AssertionError in Mailbox.recv() causes context thread to stay running
See original GitHub issueI am running a complex unit test locally that involves 5 nodes with various PUB/SUB and REQ/RES pairs. They’re all talking via the public IP of the computer, but everything is on the same machine, in the same JVM.
Each endpoint has its own ZMQ.Context because it’s a simulation of nodes that could be put on different computers across a network.
I’m running multithreaded. Each thread has its own ZMQ.Context object, along with its own socket (in any of the modes listed above). At the end of the test, I try to shut everything down gracefully, but I get an intermittent AssertionError:
Exception in thread "MessageSubscriber: CharlieOne" java.lang.AssertionError
at zmq.Mailbox.recv(Mailbox.java:114)
at zmq.SocketBase.process_commands(SocketBase.java:793)
at zmq.SocketBase.recv(SocketBase.java:714)
at org.zeromq.ZMQ$Socket.recv(ZMQ.java:1247)

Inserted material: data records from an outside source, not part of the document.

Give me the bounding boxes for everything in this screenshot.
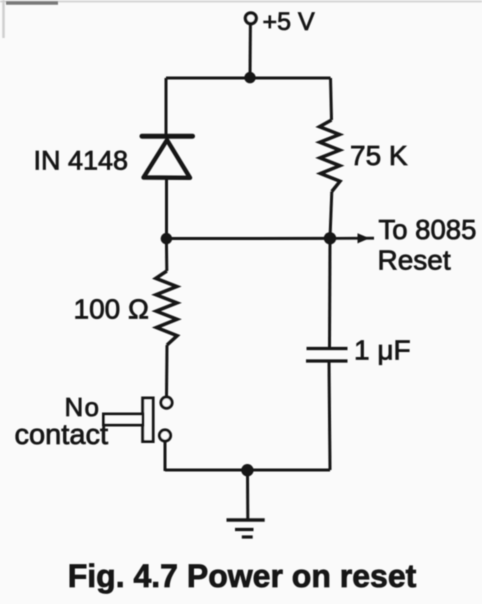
diode D1 IN 4148 xyxy=(34,136,193,178)
resistor R1 100 Ω xyxy=(74,239,178,398)
svg-text:Reset: Reset xyxy=(378,245,451,276)
node B junction right xyxy=(324,232,336,244)
svg-text:Fig. 4.7 Power on reset: Fig. 4.7 Power on reset xyxy=(68,558,417,594)
output arrow To 8085 Reset xyxy=(334,214,476,276)
wire ground stub xyxy=(246,470,249,520)
svg-text:IN 4148: IN 4148 xyxy=(34,146,129,176)
wire left vertical to diode xyxy=(165,78,168,137)
ground xyxy=(227,520,265,537)
svg-text:+5 V: +5 V xyxy=(263,8,315,36)
svg-text:100 Ω: 100 Ω xyxy=(74,294,149,325)
node A junction left xyxy=(161,233,172,244)
resistor R2 75 K xyxy=(320,78,408,238)
junction node top xyxy=(244,72,255,83)
wire top rail xyxy=(166,77,331,80)
svg-text:No: No xyxy=(65,392,101,422)
wire bottom rail xyxy=(165,469,330,472)
wire middle rail xyxy=(167,237,331,240)
svg-text:To 8085: To 8085 xyxy=(379,214,477,245)
wire diode to node A xyxy=(165,179,168,239)
wire switch to bottom rail xyxy=(164,441,167,472)
switch S1 push button (No contact) xyxy=(15,392,173,451)
svg-text:1 μF: 1 μF xyxy=(354,335,411,366)
node C junction bottom xyxy=(241,464,253,476)
svg-text:75 K: 75 K xyxy=(350,140,408,171)
node VCC terminal +5 V xyxy=(245,8,315,36)
capacitor C1 1 μF xyxy=(306,238,411,470)
svg-text:contact: contact xyxy=(15,419,109,451)
wire +5V stub xyxy=(249,24,252,79)
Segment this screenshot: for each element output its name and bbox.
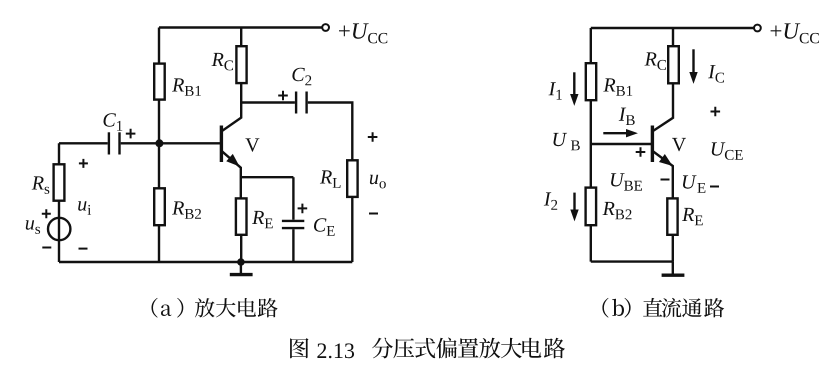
label C2: [292, 68, 311, 86]
label V (b): [672, 138, 686, 151]
ground (a): [240, 262, 242, 275]
wire top rail (a): [159, 26, 322, 28]
label UBE (b): [611, 173, 642, 190]
label Rs: [32, 176, 50, 194]
arrow IB (b): [603, 132, 627, 134]
minus uo: [369, 213, 378, 215]
label IB (b): [619, 108, 635, 125]
transistor V (a) emitter arrow: [227, 155, 238, 166]
main caption: [290, 338, 308, 358]
transistor V (a) base bar: [220, 126, 223, 163]
resistor RB2 (b): [586, 188, 597, 226]
label CE: [314, 218, 335, 236]
plus C2: [278, 91, 288, 101]
plus ui: [79, 159, 88, 168]
wire RL bottom (a): [351, 197, 353, 262]
label RE (a): [252, 211, 273, 228]
resistor RB2 (a): [154, 188, 165, 225]
minus UBE (b): [661, 179, 670, 181]
label UB (b): [553, 133, 579, 150]
label us: [26, 220, 40, 234]
resistor RC (b): [668, 46, 679, 83]
transistor V (a) emitter: [221, 151, 240, 199]
wire RE bottom (b): [672, 235, 674, 262]
plus UCE (b): [711, 107, 721, 117]
label RB1 (a): [172, 78, 201, 95]
ground (b): [672, 262, 674, 276]
resistor Rc (a): [236, 46, 246, 83]
wire left branch vertical (a): [158, 28, 160, 263]
terminal +Ucc (b): [754, 25, 761, 32]
label UCE (b): [712, 142, 743, 160]
arrow I1 (b): [573, 72, 575, 95]
plus C1: [126, 129, 136, 139]
arrow IC (b): [692, 49, 694, 73]
wire C2 to RL (a): [308, 103, 353, 161]
arrow I2 (b): [573, 193, 575, 211]
resistor RE (a): [236, 198, 247, 234]
label RL (a): [320, 170, 341, 187]
wire bottom rail (b): [591, 260, 673, 262]
source us circle (a): [48, 218, 70, 240]
wire base (b): [591, 143, 651, 145]
terminal +Ucc (a): [322, 24, 329, 31]
wire base (a): [59, 142, 108, 144]
resistor RB1 (b): [586, 63, 596, 100]
transistor V (b) collector: [652, 83, 673, 131]
wire Rc branch (b): [672, 28, 674, 46]
label I2 (b): [544, 192, 557, 209]
label RE (b): [682, 208, 703, 225]
label +UCC (b): [771, 23, 819, 43]
transistor V (b) emitter arrow: [660, 155, 672, 165]
label caption 2.13: [317, 343, 354, 358]
resistor RL (a): [347, 160, 357, 197]
capacitor C1: [108, 132, 110, 154]
label RC (b): [645, 52, 667, 70]
capacitor C2: [295, 92, 297, 114]
minus UCE (b): [710, 186, 719, 188]
wire RE bottom (a): [240, 235, 242, 262]
wire collector to C2 (a): [241, 101, 295, 103]
label C1: [104, 113, 123, 131]
wire top rail (b): [591, 27, 754, 29]
capacitor CE wires: [292, 177, 294, 220]
label RB1 (b): [603, 78, 632, 95]
plus us: [42, 209, 51, 218]
wire Rc branch (a): [240, 28, 242, 47]
plus CE: [298, 204, 308, 214]
capacitor CE plates: [282, 220, 304, 222]
caption (b): [602, 298, 608, 318]
wire emitter to CE (a): [241, 176, 294, 178]
label V (a): [245, 138, 259, 151]
label RB2 (a): [172, 201, 201, 218]
label RC (a): [212, 53, 234, 71]
label I1 (b): [549, 82, 562, 99]
label UE (b): [683, 175, 706, 192]
transistor V (b) base bar: [651, 126, 654, 163]
minus ui: [79, 248, 88, 250]
wire Rs branch (a): [58, 143, 60, 262]
label RB2 (b): [603, 202, 632, 219]
junction dot ground (a): [237, 258, 245, 266]
node dot base (a): [155, 139, 163, 147]
resistor RB1 (a): [154, 64, 165, 100]
resistor Rs (a): [54, 164, 65, 200]
plus UBE (b): [636, 147, 646, 157]
transistor V (a) collector: [221, 83, 241, 131]
label ui: [78, 201, 91, 215]
label IC (b): [708, 65, 724, 83]
minus us: [42, 247, 51, 249]
plus uo: [368, 132, 378, 142]
wire bottom rail (a): [59, 261, 352, 263]
wire left branch vertical (b): [590, 28, 592, 262]
label +UCC (a): [339, 23, 387, 43]
caption (a): [152, 298, 158, 318]
label uo: [370, 175, 386, 189]
resistor RE (b): [667, 198, 677, 234]
transistor V (b) emitter: [652, 151, 672, 199]
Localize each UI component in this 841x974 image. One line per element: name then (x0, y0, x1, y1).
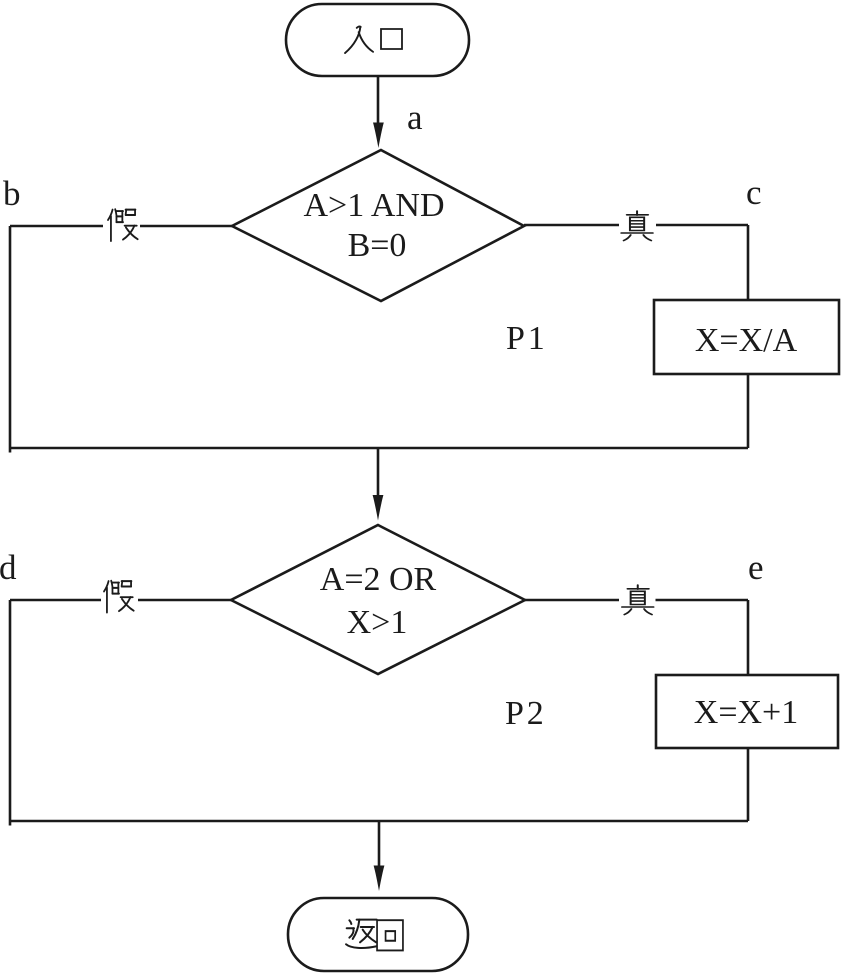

at org.zeromq.ZMQ$Socket.recv(ZMQ.java:1235)
at MessageSubscriber$ListenerThread.run(MessageSubscriber.java:131)
“MessageSubscriber: CharlieOne” is the test thread that contains a ZMQ subscriber. The code that causes the AssertionError is here.
Here is the code that runs in the class that owns that thread, to shut down the thread:
private ZMQ.Context context = ZMQ.context(1);
private ZMQ.Socket publisher = context.socket(ZMQ.PUB);
...
// Shut down the thread
listenerThread.run = false;
subscriber.close();
context.term();
try {
listenerThread.join();
} catch (InterruptedException ex) {
logger.warn("InterruptedException in thread.join()");
}
After the AssertionError occurs, context.term()
blocks indefinitely, perhaps because the socket never really closed. I’ve tried catching the AssertionError, but that doesn’t help. The term()
call still blocks indefinitely.
The problem doesn’t always happen. Sometimes the whole test runs, all the threads shut down, and the program exits. Most of the time, however, at least one of the threads blocks because of this assertion.
Issue Analytics
- State:
- Created 9 years ago
- Comments:7 (3 by maintainers)
It’s hard to say what’s wrong w/o seeing your code. But I’ve run into threads blocking during shutdown many times. This is the safest way I’ve found to shutdown zeromq sockets and the context:
2 threads: Main and SocketThread. Main creates the ZContext, creates SocketThread and passes it the context, and starts SocketThread. ZContext is thread safe so it doesn’t matter which thread creates it.
SocketThread uses the context to create some zeromq sockets and does work.
Later at shutdown time Main needs to signal SocketThread to shutdown. Do this however you want (set a volatile shutdown boolean, send it a ‘shutdown’ message on one of its zeromq sockets, whatever.) Once Main sends the shutdown signal it must join() on SocketThread and wait. SocketThread must close every socket it created and then exit.
Now Main can safely terminate the context.
In your case I’d try putting the context.term() in a finally block in the exception so it is called after join() returns. Be sure that no thread ever touches another thread’s sockets. And make sure every socket is closed and worker thread has exited before calling context.term().
HTH
It is unclear if this is still an issue in the latest version of JeroMQ. Closing for now – if anyone observes this problem on the latest version, please open a new issue.